Sand choices, opinions wanted please

Edin508

Non-member
Kkeller416 sent me a PM in my search for a Red Sea 260 and it looks like we have made a deal. When I went to look at the tank he is currently using a very coarse crushed coral as a substrate. Well, I would like to change it out to fine sand instead, personal preference. Has anyone found that some brands are better than others? They all claim to be some sort of live sand, but I don’t buy that, how could that be? Anyway, are some better than others? Better washed with less cloudy than others?
This tank move is already going to be tricky as is with live fish and corals currently in the tank. I am going to try and transport a bunch of the water and refrain from cleaning anything until it has been up and running for some time to make my best attempt at shocking things as least as possible.
 
Tropic Edan has been the cleanest of all the sands I’ve ever used. The live sand is just a ashes sand with off the shelf bottles bacteria. There’s no way to get the grains to separate if they were wet lol
 
I've been using the CaribSea Aragonite Special Reef Grade Sand since my last two tank large display tanks and a variety of Caribsea sand in the past.
https://caribsea.com/aquarium/
For display tank, I don't like the sand to be too fine, ie. Oolite sand. The flow required for SPS will endlessly blow the Oolite around. Sand in the display tank is mainly for sand dwelling critters like leopard wrasse I like to keep. Therefore, I don't need it to be deep. My sandbed is ~2" in the display.
Be careful with sand that are too large. They're more likely to get coralline on and it'll look dirty in no time. I always see tank with large crushed corals have pink/green coralline covered the substrate.
My recommendation for sand in display is Special Grade Reef sand at 1.0 - 2.0mm grain size for SPS dominant followed by AragaMax Select at 0.5 - 1.5mm grain size for mix reef with minimal SPS.
I would use the Oolite and Aragamax Sugar-Sized at 0.25 - 1.0mm grain size for deep sandbed in the fuge with minimum flow.
If you want the sand to clear up quicker(and maybe cycle quicker??), they have them soaked in ocean water in the bag.
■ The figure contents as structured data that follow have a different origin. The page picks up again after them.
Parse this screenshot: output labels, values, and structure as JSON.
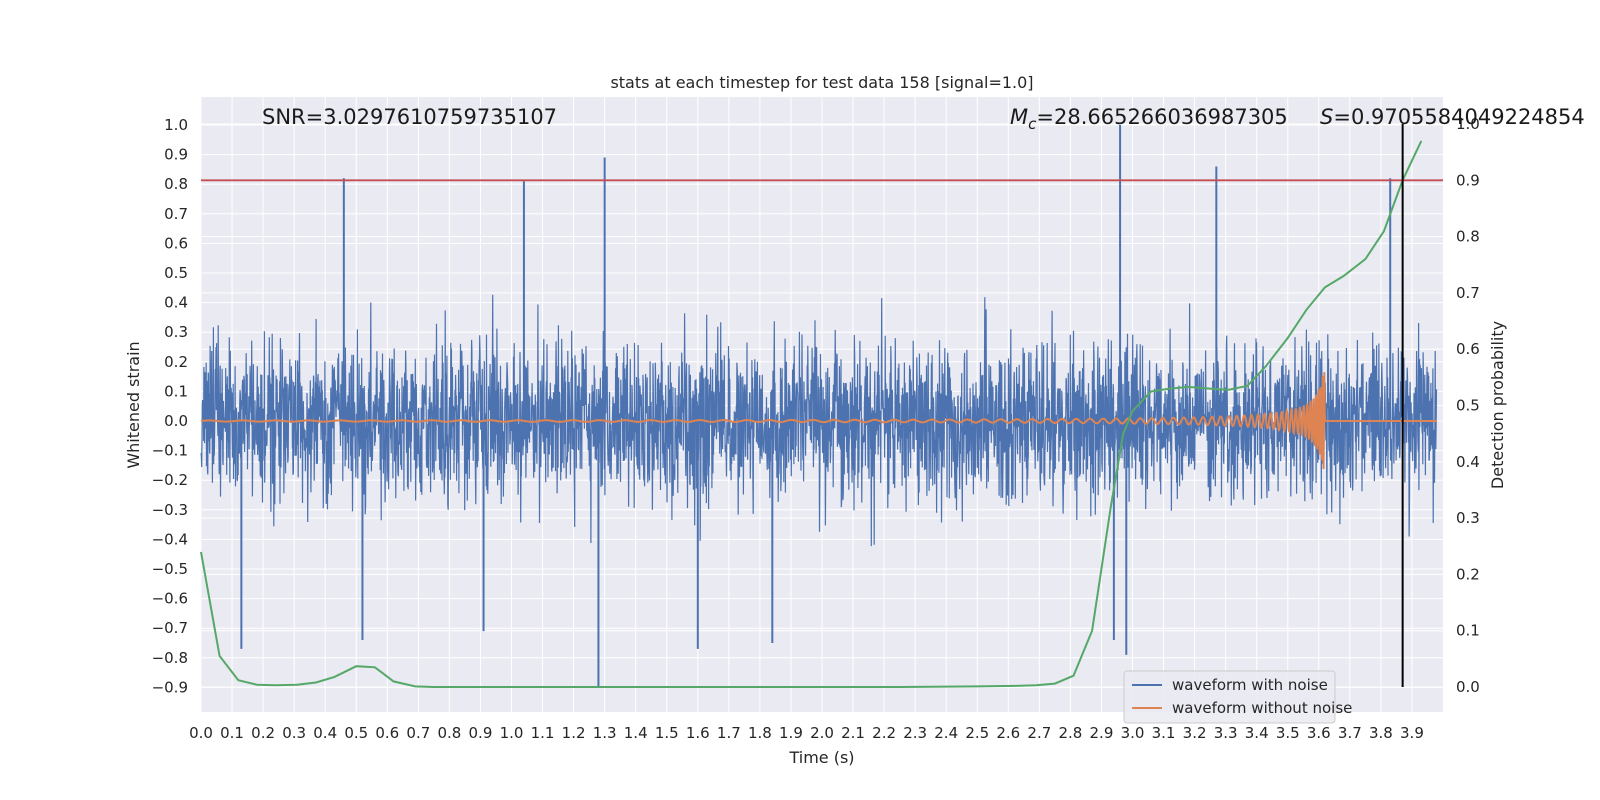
{
  "chart_data": {
    "type": "line",
    "title": "stats at each timestep for test data 158 [signal=1.0]",
    "xlabel": "Time (s)",
    "ylabel": "Whitened strain",
    "y2label": "Detection probability",
    "xlim": [
      0.0,
      4.0
    ],
    "ylim": [
      -1.0,
      1.1
    ],
    "y2lim": [
      -0.05,
      1.0
    ],
    "grid": true,
    "legend_position": "lower-right",
    "x_ticks": [
      0.0,
      0.1,
      0.2,
      0.3,
      0.4,
      0.5,
      0.6,
      0.7,
      0.8,
      0.9,
      1.0,
      1.1,
      1.2,
      1.3,
      1.4,
      1.5,
      1.6,
      1.7,
      1.8,
      1.9,
      2.0,
      2.1,
      2.2,
      2.3,
      2.4,
      2.5,
      2.6,
      2.7,
      2.8,
      2.9,
      3.0,
      3.1,
      3.2,
      3.3,
      3.4,
      3.5,
      3.6,
      3.7,
      3.8,
      3.9
    ],
    "x_tick_labels": [
      "0.0",
      "0.1",
      "0.2",
      "0.3",
      "0.4",
      "0.5",
      "0.6",
      "0.7",
      "0.8",
      "0.9",
      "1.0",
      "1.1",
      "1.2",
      "1.3",
      "1.4",
      "1.5",
      "1.6",
      "1.7",
      "1.8",
      "1.9",
      "2.0",
      "2.1",
      "2.2",
      "2.3",
      "2.4",
      "2.5",
      "2.6",
      "2.7",
      "2.8",
      "2.9",
      "3.0",
      "3.1",
      "3.2",
      "3.3",
      "3.4",
      "3.5",
      "3.6",
      "3.7",
      "3.8",
      "3.9"
    ],
    "y_ticks": [
      -0.9,
      -0.8,
      -0.7,
      -0.6,
      -0.5,
      -0.4,
      -0.3,
      -0.2,
      -0.1,
      0.0,
      0.1,
      0.2,
      0.3,
      0.4,
      0.5,
      0.6,
      0.7,
      0.8,
      0.9,
      1.0
    ],
    "y_tick_labels": [
      "−0.9",
      "−0.8",
      "−0.7",
      "−0.6",
      "−0.5",
      "−0.4",
      "−0.3",
      "−0.2",
      "−0.1",
      "0.0",
      "0.1",
      "0.2",
      "0.3",
      "0.4",
      "0.5",
      "0.6",
      "0.7",
      "0.8",
      "0.9",
      "1.0"
    ],
    "y2_ticks": [
      0.0,
      0.1,
      0.2,
      0.3,
      0.4,
      0.5,
      0.6,
      0.7,
      0.8,
      0.9,
      1.0
    ],
    "y2_tick_labels": [
      "0.0",
      "0.1",
      "0.2",
      "0.3",
      "0.4",
      "0.5",
      "0.6",
      "0.7",
      "0.8",
      "0.9",
      "1.0"
    ],
    "annotations": {
      "snr": "SNR=3.0297610759735107",
      "mc_symbol": "M",
      "mc_sub": "c",
      "mc_value": "=28.665266036987305",
      "s_symbol": "S",
      "s_value": "=0.9705584049224854"
    },
    "threshold_y2": 0.9,
    "detection_time": 3.87,
    "colors": {
      "noise": "#4c72b0",
      "clean": "#dd8452",
      "probability": "#55a868",
      "threshold": "#c44e52",
      "detection_line": "#000000",
      "background": "#eaeaf2",
      "grid": "#ffffff"
    },
    "series": [
      {
        "name": "waveform with noise",
        "axis": "left",
        "description_envelope": "noise amplitude mostly within -0.6 to 0.7 with spikes",
        "spikes": [
          {
            "x": 0.46,
            "y": 0.82
          },
          {
            "x": 1.04,
            "y": 0.81
          },
          {
            "x": 1.3,
            "y": 0.89
          },
          {
            "x": 2.96,
            "y": 1.0
          },
          {
            "x": 3.27,
            "y": 0.86
          },
          {
            "x": 3.83,
            "y": 0.82
          },
          {
            "x": 0.13,
            "y": -0.77
          },
          {
            "x": 0.52,
            "y": -0.74
          },
          {
            "x": 1.28,
            "y": -0.9
          },
          {
            "x": 1.6,
            "y": -0.77
          },
          {
            "x": 1.84,
            "y": -0.75
          },
          {
            "x": 2.98,
            "y": -0.79
          },
          {
            "x": 2.94,
            "y": -0.74
          },
          {
            "x": 0.91,
            "y": -0.71
          }
        ]
      },
      {
        "name": "waveform without noise",
        "axis": "left",
        "chirp_start": 0.0,
        "chirp_end": 3.62,
        "amplitude_max": 0.17
      },
      {
        "name": "",
        "axis": "right",
        "x": [
          0.0,
          0.06,
          0.12,
          0.18,
          0.24,
          0.31,
          0.37,
          0.43,
          0.5,
          0.56,
          0.62,
          0.69,
          0.75,
          0.81,
          0.87,
          0.93,
          1.0,
          1.25,
          1.5,
          1.75,
          2.0,
          2.25,
          2.5,
          2.62,
          2.69,
          2.75,
          2.81,
          2.87,
          2.93,
          2.97,
          3.0,
          3.06,
          3.12,
          3.18,
          3.25,
          3.31,
          3.37,
          3.43,
          3.5,
          3.56,
          3.62,
          3.68,
          3.75,
          3.81,
          3.87,
          3.93
        ],
        "values": [
          0.24,
          0.055,
          0.012,
          0.004,
          0.003,
          0.004,
          0.008,
          0.018,
          0.037,
          0.035,
          0.01,
          0.001,
          0.0,
          0.0,
          0.0,
          0.0,
          0.0,
          0.0,
          0.0,
          0.0,
          0.0,
          0.0,
          0.001,
          0.002,
          0.003,
          0.006,
          0.02,
          0.1,
          0.32,
          0.45,
          0.49,
          0.525,
          0.53,
          0.533,
          0.53,
          0.528,
          0.535,
          0.57,
          0.62,
          0.67,
          0.71,
          0.73,
          0.76,
          0.81,
          0.9,
          0.97
        ]
      }
    ]
  }
}
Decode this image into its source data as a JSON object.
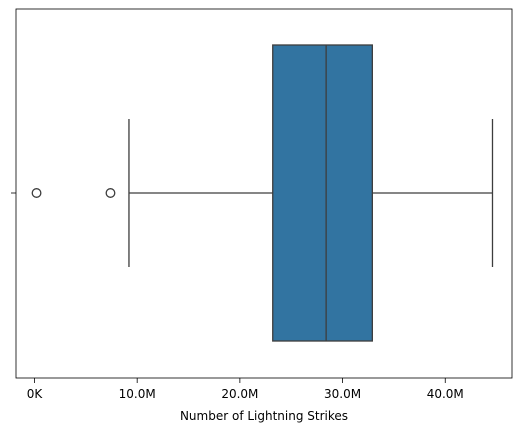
{
  "chart_data": {
    "type": "boxplot",
    "orientation": "horizontal",
    "xlabel": "Number of Lightning Strikes",
    "ylabel": "",
    "xlim": [
      -1800000,
      46500000
    ],
    "x_ticks": [
      {
        "value": 0,
        "label": "0K"
      },
      {
        "value": 10000000,
        "label": "10.0M"
      },
      {
        "value": 20000000,
        "label": "20.0M"
      },
      {
        "value": 30000000,
        "label": "30.0M"
      },
      {
        "value": 40000000,
        "label": "40.0M"
      }
    ],
    "box": {
      "whisker_low": 9200000,
      "q1": 23200000,
      "median": 28400000,
      "q3": 32900000,
      "whisker_high": 44600000
    },
    "outliers": [
      200000,
      7400000
    ],
    "grid": false,
    "box_color": "#3274a1",
    "line_color": "#3d3d3d"
  }
}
But it costs about twice as much. I've used the wet bags in my smaller tanks but I didn't want to pay for it in the larger tank so I went with the dry stuff. Been too long to remember if there's any difference in cycling time. But to me, a newly set up tank will go into the "ready to give up" algae phase regardless until it gets cleared up with or without your intervention. I have not found a way to set up a new tank or a tank transfer with new rocks without algae showing up a month or two later on the rocks and last about 2-3 months. Most people will feel like giving up including myself but you just have to tell yourself it's just a phase.